Coolsaet oordeelt milder. ‘De beslissing van Verhofstadt om via een Verklaring van Laken het debat over de politieke finaliteit van Europa op gang te brengen, is van zeer groot belang. Het gooit de deuren open. Ik weet niet of de premier het zelf beseft, maar er is daarover sinds 1954 niet meer gediscussieerd. De verdienste van Louis Michel is dat hij zijn optreden tegen Jörg Haider, Silvio Berlusconi en Augusto Pinochet altijd gekoppeld heeft aan waarden. Hij droeg daarmee bij tot de discussie over wat Europa eigenlijk is.’
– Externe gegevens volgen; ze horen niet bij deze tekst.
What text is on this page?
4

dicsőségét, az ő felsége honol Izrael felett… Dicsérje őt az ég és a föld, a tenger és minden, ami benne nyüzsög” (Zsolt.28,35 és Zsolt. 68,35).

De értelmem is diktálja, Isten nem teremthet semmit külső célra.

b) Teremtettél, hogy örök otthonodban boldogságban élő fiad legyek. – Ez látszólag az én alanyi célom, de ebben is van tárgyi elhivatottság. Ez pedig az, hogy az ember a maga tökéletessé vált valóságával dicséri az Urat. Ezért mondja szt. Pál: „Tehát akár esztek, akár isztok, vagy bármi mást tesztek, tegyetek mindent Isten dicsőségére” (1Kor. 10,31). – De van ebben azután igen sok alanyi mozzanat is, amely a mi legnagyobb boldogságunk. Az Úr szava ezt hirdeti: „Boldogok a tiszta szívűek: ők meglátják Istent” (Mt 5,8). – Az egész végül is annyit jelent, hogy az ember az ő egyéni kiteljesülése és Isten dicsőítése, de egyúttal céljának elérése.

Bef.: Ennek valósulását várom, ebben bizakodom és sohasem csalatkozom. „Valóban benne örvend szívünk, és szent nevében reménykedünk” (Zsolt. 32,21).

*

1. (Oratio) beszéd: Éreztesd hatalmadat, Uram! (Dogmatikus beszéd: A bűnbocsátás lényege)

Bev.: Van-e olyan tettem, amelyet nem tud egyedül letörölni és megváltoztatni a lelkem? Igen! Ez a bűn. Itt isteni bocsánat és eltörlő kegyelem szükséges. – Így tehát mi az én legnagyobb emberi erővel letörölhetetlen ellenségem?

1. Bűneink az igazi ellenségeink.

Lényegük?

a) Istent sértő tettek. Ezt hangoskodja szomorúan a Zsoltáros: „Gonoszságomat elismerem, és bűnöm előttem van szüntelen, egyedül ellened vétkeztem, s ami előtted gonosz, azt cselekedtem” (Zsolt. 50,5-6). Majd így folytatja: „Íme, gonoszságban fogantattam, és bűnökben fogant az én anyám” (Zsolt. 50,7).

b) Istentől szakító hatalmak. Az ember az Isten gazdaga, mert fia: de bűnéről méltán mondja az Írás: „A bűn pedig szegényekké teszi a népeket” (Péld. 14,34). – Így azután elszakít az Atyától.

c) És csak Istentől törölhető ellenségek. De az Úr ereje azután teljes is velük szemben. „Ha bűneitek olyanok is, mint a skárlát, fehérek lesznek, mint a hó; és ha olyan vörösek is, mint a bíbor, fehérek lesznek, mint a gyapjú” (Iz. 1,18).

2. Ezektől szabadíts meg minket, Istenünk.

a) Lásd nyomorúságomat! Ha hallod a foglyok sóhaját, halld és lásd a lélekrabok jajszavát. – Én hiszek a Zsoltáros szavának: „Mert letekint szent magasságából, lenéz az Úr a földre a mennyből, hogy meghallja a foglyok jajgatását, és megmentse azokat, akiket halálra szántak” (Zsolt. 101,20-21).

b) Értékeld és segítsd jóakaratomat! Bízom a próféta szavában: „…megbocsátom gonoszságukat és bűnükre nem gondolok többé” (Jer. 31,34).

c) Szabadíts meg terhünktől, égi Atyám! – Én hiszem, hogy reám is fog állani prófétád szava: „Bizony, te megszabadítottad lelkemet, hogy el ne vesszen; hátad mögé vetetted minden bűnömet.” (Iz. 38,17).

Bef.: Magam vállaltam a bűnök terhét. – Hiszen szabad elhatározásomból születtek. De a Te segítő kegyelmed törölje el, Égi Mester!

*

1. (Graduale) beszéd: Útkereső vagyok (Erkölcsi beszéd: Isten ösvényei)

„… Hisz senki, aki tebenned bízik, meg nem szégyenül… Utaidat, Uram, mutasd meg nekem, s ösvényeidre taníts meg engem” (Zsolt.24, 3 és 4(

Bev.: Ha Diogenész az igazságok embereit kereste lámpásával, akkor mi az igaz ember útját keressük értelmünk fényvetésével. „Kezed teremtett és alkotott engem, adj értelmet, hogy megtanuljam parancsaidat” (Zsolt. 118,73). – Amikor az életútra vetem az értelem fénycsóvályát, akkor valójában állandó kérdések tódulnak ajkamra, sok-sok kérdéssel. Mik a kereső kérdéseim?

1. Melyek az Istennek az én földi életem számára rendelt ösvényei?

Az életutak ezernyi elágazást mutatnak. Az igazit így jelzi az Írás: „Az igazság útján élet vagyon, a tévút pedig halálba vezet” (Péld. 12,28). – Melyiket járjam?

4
‘Maar bovendien, ook hier weer: de reactie van Michel tegen Haider was alleen mogelijk omdat Duitsland en Frankrijk daar op dat moment hetzelfde over dachten. Zijn tussenkomst bracht de kwestie op het Europese niveau. Ze verhinderde dat twee grote landen zich als bullebakken op het kleine Oostenrijk moesten storten. De kritiek op Verhofstadt en Michel is in die zin niet helemaal terecht. Dehaene maakte in 1993 hetzelfde mee: hij had op zeker ogenblik ook te maken met grotere landen die zich wilden manifesteren, zoals Verhofstadt onlangs in Gent. Wie het buitenlands beleid beoordeelt, mag niet vergeten van af en toe achterom te kijken.’

Hubert van Humbeeck

Rik Coolsaet, België en zijn buitenlandse politiek 1830-2000, Uitgeverij Van Halewyck, Leuven, 725 blz., 1498 fr. (OE 37,13).

Als kleine landen en grote landen evenveel afgeven, verliezen de grote meer.